The NIMBY’s tools will never dismantle the NIMBY’s house
Resistance to the financial stress and cultural alienation caused by regional housing demand’s effects on many long-term East Austin residents follows a popular Austin template: community mobilization to deny “upzoning” requests, criticizing property refurbishments or re-development, and seeking historic designations.
Personally, I sympathize with the frustrations of long-term East Side residents. Undoubtedly, some spent much of their adult lives constrained either by explicitly racist policy or fuzzier identity- and class-based social and professional networks. And now they are told to suck it up, bare the market, and cheerfully accept the change brought by New Austin as it (theoretically?) moves into a color-blind era. “Cash out and move somewhere else” is sound financial advice, but obviously won’t feel very good to a lot of East Side residents.
However, the conventional Austin anti-development template some of the long-term residents have adopted to fight changing property designs and uses will actually worsen many of the problems they seek to solve.
Denying local development and pushing through historic designations will “work” if a high-demand neighborhood is trying to erect a fortress of price to deepen exclusion. Development-destroying victories don’t dampen regional housing demand for East Austin at all; quite the opposite. Maintaining a historic, suburban-style neighborhood with unique retail and restaurants, that’s also near the job density of the core, will guarantee East Austin continues to fetch a market premium.

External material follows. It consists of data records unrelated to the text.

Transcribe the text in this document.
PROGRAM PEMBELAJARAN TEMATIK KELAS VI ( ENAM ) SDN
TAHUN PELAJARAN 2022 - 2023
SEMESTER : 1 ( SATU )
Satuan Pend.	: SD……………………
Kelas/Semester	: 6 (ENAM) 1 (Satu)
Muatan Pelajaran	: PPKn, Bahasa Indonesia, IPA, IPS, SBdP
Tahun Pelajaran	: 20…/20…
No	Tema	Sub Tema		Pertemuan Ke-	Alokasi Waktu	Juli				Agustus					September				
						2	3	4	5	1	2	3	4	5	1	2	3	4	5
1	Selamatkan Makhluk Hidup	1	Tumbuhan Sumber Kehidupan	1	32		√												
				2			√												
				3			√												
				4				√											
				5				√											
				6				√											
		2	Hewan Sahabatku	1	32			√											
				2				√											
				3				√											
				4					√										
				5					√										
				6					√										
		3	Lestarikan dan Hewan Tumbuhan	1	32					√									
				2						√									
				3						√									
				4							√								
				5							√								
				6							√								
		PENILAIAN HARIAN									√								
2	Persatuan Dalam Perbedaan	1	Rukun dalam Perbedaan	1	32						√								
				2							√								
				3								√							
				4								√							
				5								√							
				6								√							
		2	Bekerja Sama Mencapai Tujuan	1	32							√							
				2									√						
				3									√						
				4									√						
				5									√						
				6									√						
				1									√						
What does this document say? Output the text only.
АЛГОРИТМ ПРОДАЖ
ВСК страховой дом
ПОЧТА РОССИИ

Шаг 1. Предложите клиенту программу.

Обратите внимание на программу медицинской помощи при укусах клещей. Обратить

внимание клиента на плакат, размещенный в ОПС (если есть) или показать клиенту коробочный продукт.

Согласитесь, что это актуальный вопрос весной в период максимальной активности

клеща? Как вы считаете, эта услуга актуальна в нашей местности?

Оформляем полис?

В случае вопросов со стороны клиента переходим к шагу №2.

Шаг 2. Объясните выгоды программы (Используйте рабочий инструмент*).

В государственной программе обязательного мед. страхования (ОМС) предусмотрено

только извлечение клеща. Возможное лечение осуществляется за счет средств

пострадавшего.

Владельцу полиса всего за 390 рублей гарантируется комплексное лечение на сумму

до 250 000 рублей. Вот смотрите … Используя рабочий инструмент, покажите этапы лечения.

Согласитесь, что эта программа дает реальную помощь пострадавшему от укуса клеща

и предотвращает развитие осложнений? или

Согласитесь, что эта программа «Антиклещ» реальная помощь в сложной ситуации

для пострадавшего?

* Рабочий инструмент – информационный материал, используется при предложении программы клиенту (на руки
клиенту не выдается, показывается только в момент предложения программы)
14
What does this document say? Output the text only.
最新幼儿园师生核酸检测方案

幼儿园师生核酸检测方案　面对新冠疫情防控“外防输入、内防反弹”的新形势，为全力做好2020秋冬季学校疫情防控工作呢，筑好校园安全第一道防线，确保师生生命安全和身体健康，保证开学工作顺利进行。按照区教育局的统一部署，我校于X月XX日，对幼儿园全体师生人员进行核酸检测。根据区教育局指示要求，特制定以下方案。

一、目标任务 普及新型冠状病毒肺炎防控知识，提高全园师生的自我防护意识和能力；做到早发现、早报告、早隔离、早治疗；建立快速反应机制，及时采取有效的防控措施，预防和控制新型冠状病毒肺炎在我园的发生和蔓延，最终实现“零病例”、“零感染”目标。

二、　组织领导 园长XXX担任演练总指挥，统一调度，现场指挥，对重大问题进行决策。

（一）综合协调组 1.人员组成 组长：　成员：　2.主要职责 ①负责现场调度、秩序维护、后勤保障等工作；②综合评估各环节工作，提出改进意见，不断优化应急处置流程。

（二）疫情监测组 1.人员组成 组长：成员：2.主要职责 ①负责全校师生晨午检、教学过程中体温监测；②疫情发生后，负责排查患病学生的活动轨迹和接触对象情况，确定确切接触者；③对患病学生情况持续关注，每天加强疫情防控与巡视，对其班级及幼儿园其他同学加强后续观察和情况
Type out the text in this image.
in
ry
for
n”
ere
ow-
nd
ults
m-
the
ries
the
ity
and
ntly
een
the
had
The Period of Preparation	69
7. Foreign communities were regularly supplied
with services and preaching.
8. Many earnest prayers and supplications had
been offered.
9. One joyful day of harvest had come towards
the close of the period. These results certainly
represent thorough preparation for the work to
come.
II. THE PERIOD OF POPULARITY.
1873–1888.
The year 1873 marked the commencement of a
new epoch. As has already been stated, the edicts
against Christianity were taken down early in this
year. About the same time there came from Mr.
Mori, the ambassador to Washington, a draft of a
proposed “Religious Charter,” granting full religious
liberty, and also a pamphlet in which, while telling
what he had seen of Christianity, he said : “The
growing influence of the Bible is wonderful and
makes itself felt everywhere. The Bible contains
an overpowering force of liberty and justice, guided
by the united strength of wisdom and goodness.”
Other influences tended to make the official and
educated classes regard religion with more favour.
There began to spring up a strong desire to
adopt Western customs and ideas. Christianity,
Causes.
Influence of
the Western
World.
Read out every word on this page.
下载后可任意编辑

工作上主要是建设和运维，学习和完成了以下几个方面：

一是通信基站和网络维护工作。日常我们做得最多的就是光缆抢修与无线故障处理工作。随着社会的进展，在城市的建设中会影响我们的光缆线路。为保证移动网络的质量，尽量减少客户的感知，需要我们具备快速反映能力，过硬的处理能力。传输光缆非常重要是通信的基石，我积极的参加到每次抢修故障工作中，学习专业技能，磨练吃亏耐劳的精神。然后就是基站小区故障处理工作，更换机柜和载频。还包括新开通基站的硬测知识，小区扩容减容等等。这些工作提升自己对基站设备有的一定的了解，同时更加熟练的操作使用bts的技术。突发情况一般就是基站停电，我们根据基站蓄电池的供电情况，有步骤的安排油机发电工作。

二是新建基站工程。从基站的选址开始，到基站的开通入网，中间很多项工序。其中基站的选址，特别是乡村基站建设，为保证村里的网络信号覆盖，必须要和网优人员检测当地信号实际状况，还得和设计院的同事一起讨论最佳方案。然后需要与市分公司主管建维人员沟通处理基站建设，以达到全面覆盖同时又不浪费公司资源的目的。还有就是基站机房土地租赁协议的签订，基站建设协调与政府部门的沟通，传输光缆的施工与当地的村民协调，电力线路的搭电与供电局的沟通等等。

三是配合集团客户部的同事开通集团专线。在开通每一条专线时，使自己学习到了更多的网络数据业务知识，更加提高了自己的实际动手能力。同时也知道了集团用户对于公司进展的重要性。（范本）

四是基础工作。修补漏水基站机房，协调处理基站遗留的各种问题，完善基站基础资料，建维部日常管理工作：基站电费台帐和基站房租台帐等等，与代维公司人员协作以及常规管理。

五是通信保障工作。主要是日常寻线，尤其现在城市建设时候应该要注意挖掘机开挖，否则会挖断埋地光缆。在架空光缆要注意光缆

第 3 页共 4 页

Instead of the NIMBY template, solving East Austin’s demand-created issues requires a new “shared prosperity” approach.
First, the rules that presently govern where housing can go, how easily it can be built, the parking spaces required, and how it coordinates with public transit, all need to change. Until it’s easier for profit-driven developers (that’s how almost all housing is built in the U.S.) to focus on creating affordably-priced “missing middle”-style housing near transit services in other core-adjacent neighborhoods such as West Austin, developers will continue to work within our current policy and focus on supplying highest-priced units in lower-cost land plots such as East Austin or sprawl-inducing greenfields. They will continue to demolish older single-family houses and build newer designs that add a bigger premium, instead of building duplexes with garage apartments and granny flats.
Image courtesy of Opticos Design
As part of this effort, we need to modernize the land development code, re-design neighborhood “Contact Team” elections for inclusion, re-prioritize park investments based on equity, vet historic designations after considering their citywide impact, shift transit appointments towards actual transit riders, and push the new Express Lane revenue to fund transit. These reforms of the housing-transit nexus will ensure that all parts of the Austin core are doing their fair share in meeting regional housing demand while also promoting household affordability.
Second, we need an increase in local (City and County) dollars invested into affordable housing subsidies. A shared prosperity approach would ditch the current inconsistent mix of referendum-approved bonds, project-by-project negotiations, hard-to-administer fee-in-lieu programs, and narrowly-targeted Historic Preservation Districts for a fixed percentage of City and County general fund budgets being dedicated to subsidized housing. This means that all new units perpetually fund housing subsidies through the taxes they pay into the general fund. And this approach also helps local policymakers manage price/rent reductions through subsidized “oversupply” which is a more versatile and clearly legal tool than, say, rent control.